Baird-Daniel said she sees the event as an opportunity to gather her performer friends from across the country, stuff them inside of a small cabin near Roche Harbor and provide rest, relaxation and artistic creativity, accompanied by several local performances.

“I wanted to give something to my colleagues. Something where they have artistic control, they have some say over what they’re doing,” Baird-Daniel explained. She plays harp for the San Francisco Ballet and Seattle Symphony. Her co-founder, Dana Jackson is a bassoonist who performs with the Seattle Symphony.

“We have to pinch ourselves sometimes [because of] how lucky we are to have these heavy-hitter musicians come up and play with us,” Baird-Daniel said. “We’re so lucky that they come to perform here. It makes for really incredible concerts.”

Musicians travel from as far away as large East Coast cities like New York City, Philadelphia and Boston to interact with and perform for the residents of the San Juan Islands.

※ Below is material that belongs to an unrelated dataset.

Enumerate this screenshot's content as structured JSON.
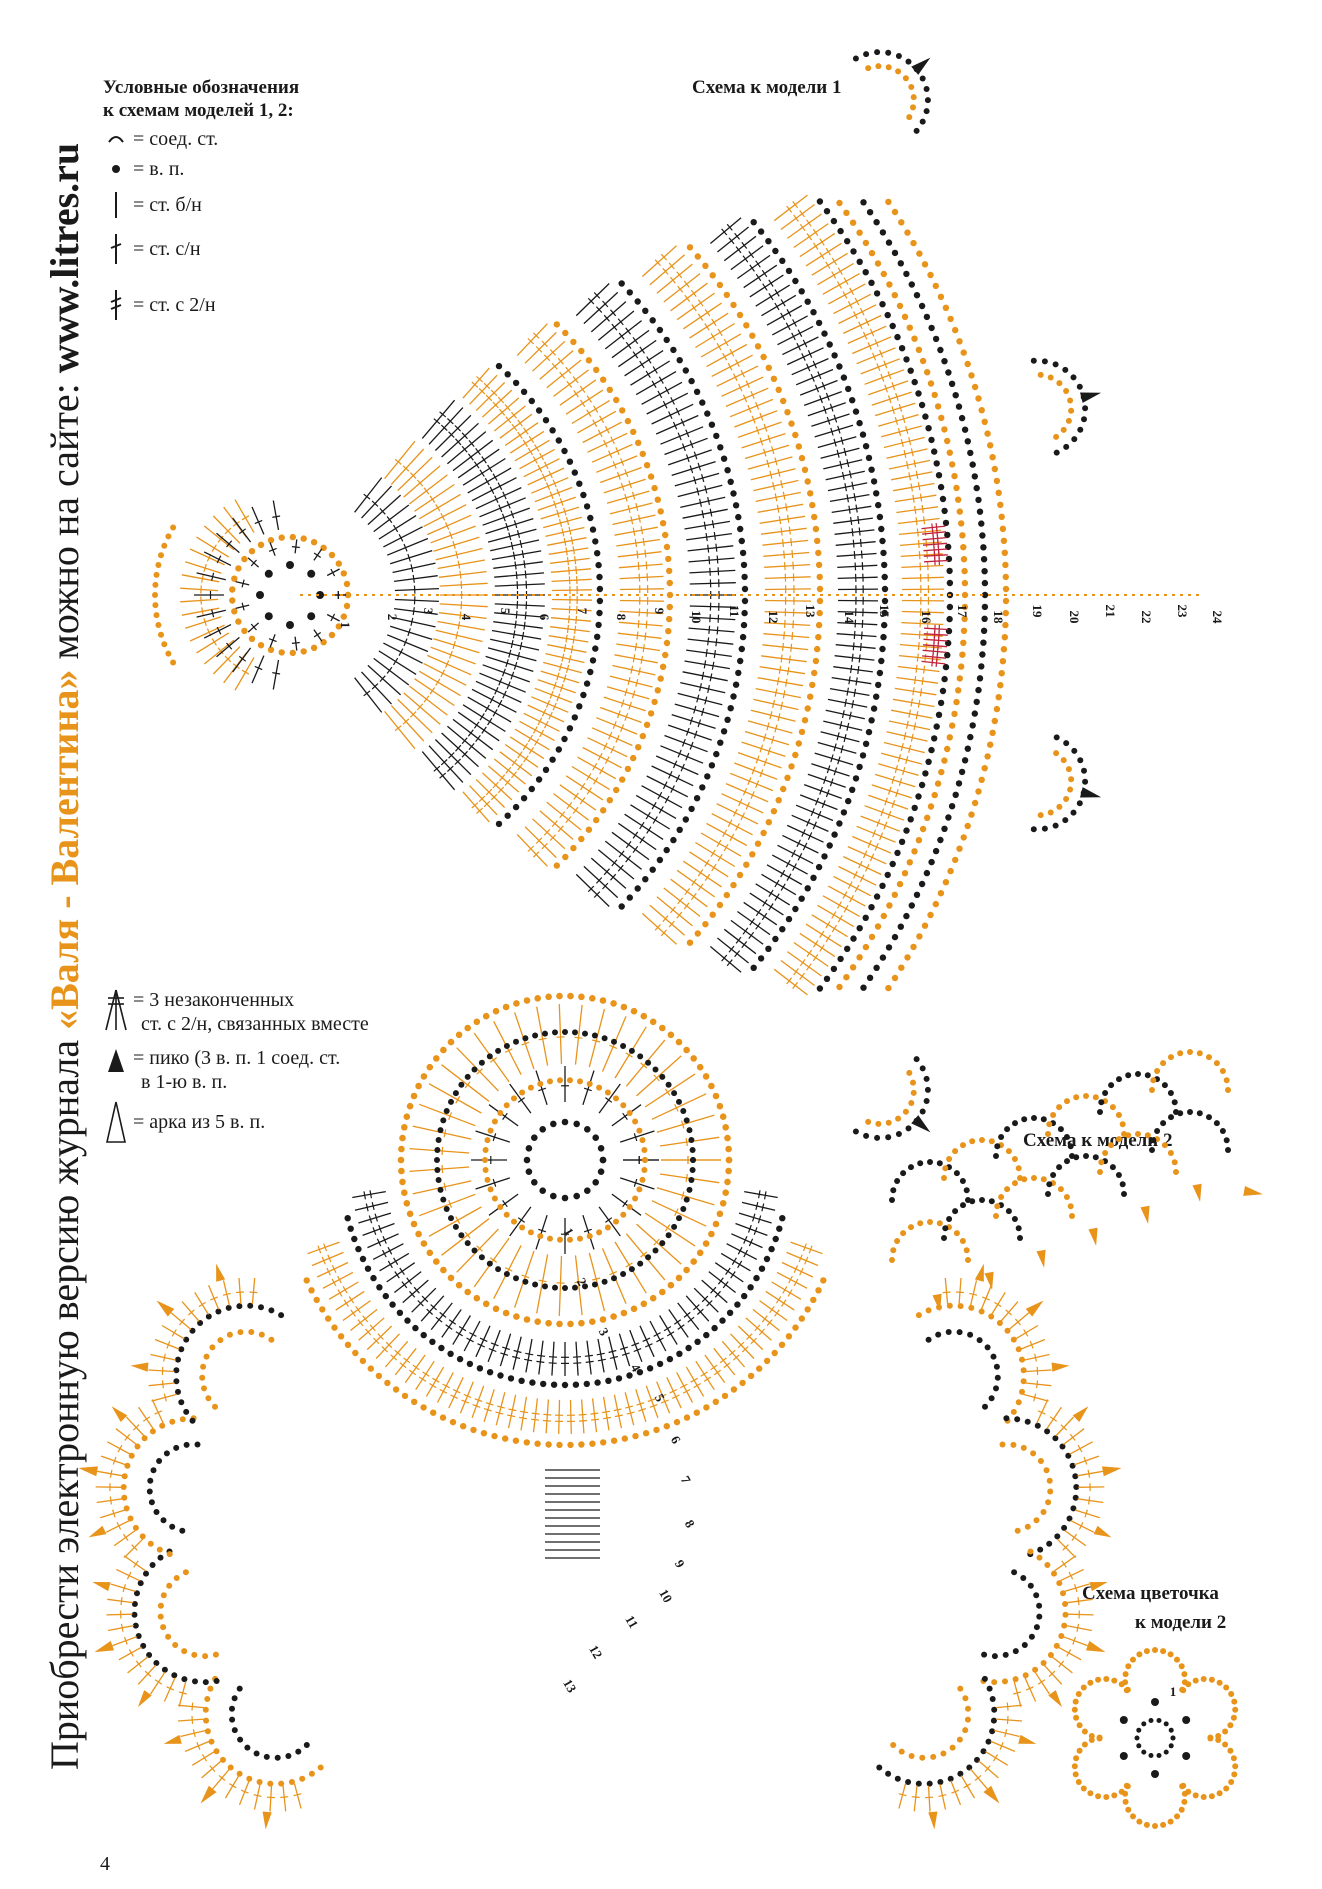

An escape from the perceived pretentiousness of a normal orchestra performance, the chamber music festival allows people who could otherwise not experience live classical and contemporary instrumental performances to enjoy professional musicians in a more relaxed setting.

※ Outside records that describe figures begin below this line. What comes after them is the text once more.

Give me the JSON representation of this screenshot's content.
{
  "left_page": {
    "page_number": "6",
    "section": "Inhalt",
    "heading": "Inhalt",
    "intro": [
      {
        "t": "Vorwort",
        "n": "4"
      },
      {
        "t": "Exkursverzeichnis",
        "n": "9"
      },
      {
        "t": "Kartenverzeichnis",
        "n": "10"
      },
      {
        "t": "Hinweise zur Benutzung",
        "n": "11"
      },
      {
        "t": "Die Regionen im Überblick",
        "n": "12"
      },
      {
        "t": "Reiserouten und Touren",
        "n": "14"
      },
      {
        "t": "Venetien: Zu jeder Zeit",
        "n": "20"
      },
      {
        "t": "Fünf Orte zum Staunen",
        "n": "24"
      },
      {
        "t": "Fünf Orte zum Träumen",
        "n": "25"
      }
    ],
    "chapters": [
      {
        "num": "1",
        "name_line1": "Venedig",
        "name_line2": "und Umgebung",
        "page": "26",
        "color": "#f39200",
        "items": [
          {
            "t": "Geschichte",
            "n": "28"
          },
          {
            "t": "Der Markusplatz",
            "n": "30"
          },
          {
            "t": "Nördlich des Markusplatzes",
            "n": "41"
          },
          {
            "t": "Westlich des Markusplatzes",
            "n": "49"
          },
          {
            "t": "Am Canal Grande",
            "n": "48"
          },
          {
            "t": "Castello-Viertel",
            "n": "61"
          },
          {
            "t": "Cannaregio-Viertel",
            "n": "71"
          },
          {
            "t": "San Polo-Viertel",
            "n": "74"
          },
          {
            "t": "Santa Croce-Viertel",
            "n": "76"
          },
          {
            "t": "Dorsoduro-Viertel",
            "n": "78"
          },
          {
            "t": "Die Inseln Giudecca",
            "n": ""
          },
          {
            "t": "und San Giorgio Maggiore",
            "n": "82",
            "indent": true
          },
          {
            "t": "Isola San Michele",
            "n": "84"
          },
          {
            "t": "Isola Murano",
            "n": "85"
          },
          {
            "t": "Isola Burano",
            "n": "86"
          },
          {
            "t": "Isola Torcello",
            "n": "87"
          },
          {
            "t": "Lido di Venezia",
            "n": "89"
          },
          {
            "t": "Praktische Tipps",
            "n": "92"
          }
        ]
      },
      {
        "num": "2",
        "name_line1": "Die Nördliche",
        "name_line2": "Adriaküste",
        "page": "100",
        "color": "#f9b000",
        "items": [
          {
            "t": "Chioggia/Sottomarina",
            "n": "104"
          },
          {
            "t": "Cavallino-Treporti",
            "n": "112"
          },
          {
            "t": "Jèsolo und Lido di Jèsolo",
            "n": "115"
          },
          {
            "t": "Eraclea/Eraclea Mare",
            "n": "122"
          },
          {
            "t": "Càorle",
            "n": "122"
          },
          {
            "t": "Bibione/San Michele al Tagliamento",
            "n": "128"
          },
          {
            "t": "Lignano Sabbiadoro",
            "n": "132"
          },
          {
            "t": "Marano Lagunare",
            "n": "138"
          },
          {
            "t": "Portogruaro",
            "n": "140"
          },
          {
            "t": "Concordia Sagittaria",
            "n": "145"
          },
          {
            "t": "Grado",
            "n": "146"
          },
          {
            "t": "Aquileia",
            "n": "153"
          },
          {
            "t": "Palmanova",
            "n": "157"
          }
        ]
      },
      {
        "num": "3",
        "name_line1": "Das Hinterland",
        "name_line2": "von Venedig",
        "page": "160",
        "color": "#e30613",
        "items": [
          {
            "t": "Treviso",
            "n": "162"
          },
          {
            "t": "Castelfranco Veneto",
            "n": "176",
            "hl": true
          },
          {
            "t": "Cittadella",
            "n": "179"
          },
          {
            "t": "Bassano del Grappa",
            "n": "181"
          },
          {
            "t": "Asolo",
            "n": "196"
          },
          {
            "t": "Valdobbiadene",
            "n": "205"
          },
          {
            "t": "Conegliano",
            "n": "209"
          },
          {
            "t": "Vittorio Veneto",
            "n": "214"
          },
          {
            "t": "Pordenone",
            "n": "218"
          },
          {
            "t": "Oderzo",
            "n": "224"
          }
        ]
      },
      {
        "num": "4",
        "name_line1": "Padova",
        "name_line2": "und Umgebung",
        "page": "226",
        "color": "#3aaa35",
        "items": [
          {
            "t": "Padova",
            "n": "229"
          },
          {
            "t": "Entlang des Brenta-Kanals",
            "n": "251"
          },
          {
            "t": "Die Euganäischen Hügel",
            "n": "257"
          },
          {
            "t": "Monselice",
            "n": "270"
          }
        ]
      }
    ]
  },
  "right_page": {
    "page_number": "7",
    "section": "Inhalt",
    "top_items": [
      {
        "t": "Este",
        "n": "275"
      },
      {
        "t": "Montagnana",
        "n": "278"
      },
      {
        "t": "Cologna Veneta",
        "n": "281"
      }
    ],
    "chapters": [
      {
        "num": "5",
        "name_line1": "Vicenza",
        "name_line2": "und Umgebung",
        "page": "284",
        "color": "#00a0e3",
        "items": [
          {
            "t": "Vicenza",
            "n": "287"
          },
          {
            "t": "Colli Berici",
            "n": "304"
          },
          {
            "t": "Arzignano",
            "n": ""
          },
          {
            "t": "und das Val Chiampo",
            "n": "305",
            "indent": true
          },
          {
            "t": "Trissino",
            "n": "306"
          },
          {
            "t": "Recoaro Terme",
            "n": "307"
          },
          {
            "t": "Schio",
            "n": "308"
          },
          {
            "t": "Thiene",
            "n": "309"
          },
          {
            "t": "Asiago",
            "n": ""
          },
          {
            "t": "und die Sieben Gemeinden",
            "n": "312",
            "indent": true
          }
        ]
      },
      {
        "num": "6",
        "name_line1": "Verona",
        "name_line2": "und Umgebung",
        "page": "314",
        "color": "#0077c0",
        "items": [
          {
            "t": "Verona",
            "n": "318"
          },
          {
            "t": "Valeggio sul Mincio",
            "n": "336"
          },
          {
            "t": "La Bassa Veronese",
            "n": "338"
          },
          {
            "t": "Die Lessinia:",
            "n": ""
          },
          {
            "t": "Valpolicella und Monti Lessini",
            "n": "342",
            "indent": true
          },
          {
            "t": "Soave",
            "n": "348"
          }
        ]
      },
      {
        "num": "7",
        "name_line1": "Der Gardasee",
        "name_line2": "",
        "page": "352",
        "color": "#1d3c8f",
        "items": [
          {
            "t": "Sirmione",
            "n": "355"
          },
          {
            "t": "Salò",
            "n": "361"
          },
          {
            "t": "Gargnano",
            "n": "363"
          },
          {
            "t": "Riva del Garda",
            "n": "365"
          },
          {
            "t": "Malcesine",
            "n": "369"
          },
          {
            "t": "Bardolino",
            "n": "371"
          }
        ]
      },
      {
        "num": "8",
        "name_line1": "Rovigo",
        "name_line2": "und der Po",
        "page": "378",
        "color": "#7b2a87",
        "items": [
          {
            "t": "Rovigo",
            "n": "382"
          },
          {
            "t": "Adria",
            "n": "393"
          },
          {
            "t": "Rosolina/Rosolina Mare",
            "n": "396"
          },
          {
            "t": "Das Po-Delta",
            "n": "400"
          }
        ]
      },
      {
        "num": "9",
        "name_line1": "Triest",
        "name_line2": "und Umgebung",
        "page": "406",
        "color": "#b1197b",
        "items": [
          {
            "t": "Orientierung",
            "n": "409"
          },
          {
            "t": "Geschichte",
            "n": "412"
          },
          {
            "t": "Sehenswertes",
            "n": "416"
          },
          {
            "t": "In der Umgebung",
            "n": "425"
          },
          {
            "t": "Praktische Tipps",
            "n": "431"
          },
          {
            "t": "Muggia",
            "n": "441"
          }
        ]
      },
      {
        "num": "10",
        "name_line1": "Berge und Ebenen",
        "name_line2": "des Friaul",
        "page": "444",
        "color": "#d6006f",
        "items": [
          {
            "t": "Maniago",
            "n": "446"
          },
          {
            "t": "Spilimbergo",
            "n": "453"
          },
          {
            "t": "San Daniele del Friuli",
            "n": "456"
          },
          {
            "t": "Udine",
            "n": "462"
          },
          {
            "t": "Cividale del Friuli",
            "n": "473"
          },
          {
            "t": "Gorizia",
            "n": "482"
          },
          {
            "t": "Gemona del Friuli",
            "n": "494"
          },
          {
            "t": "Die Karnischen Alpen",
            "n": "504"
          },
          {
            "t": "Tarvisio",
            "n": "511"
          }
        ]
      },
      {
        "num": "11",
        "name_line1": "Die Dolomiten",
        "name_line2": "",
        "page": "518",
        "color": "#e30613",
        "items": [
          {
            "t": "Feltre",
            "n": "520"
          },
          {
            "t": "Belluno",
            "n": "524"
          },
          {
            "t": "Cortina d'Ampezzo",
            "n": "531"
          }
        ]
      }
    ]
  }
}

“We don’t just silently walk on stage and play. We spend on time on stage talking about the piece we are performing,” Baird-Daniel said. “It becomes a lot more approachable and a lot less intimidating.”

Concerts in this year’s festival include Piano at the Museum, at noon on Friday, Sept. 6, at the San Juan Islands Museum of Art. At this free event, audience members can enjoy Liz Dorman and Michael Smith playing four-handed piano works on the museum’s new baby grand piano as they peruse the images on display in the museum’s “Deep Dive” exhibit.

“It’s a beautiful space,” Baird-Daniel said. “That should be actually pretty special.”

Friday evening, at 7:30 the group will perform works by Heitor Villa Lobos, Megan Bledsoe-Ward, Claude Debussy and Franz Shubert at the first of three chamber music performances at Brickworks. This show will feature a world premiere performance of a composition written specifically for this festival.

The following day, noon, on Saturday, Sept. 7, at the San Juan Island Library, co-founders Baird-Daniel and Jackson will unite as their ensemble BARP for a bassoon and harp concert. This family-friendly event is free.

“That’ll be great and that’ll be sort of geared toward kids,” Baird-Daniel said.

Then, at 7:30 p.m. on Saturday evening at Brickworks, four more musicians take to the stage. These performances include works by Samuel Magrill, R. Murray Schafer, Reinhold Gliere and Dmitry Shostakovich.

Finally, at 2 p.m. on Sunday, Sept. 8, at Brickworks, the festival concludes with a concert featuring pieces by André Jolivet, Miguel de Aguilda and Antonín Dvorák.

“It’s really intimate. … You’re feet away from the people performing,” Baird-Daniel said. “You can really connect to your audience that way.”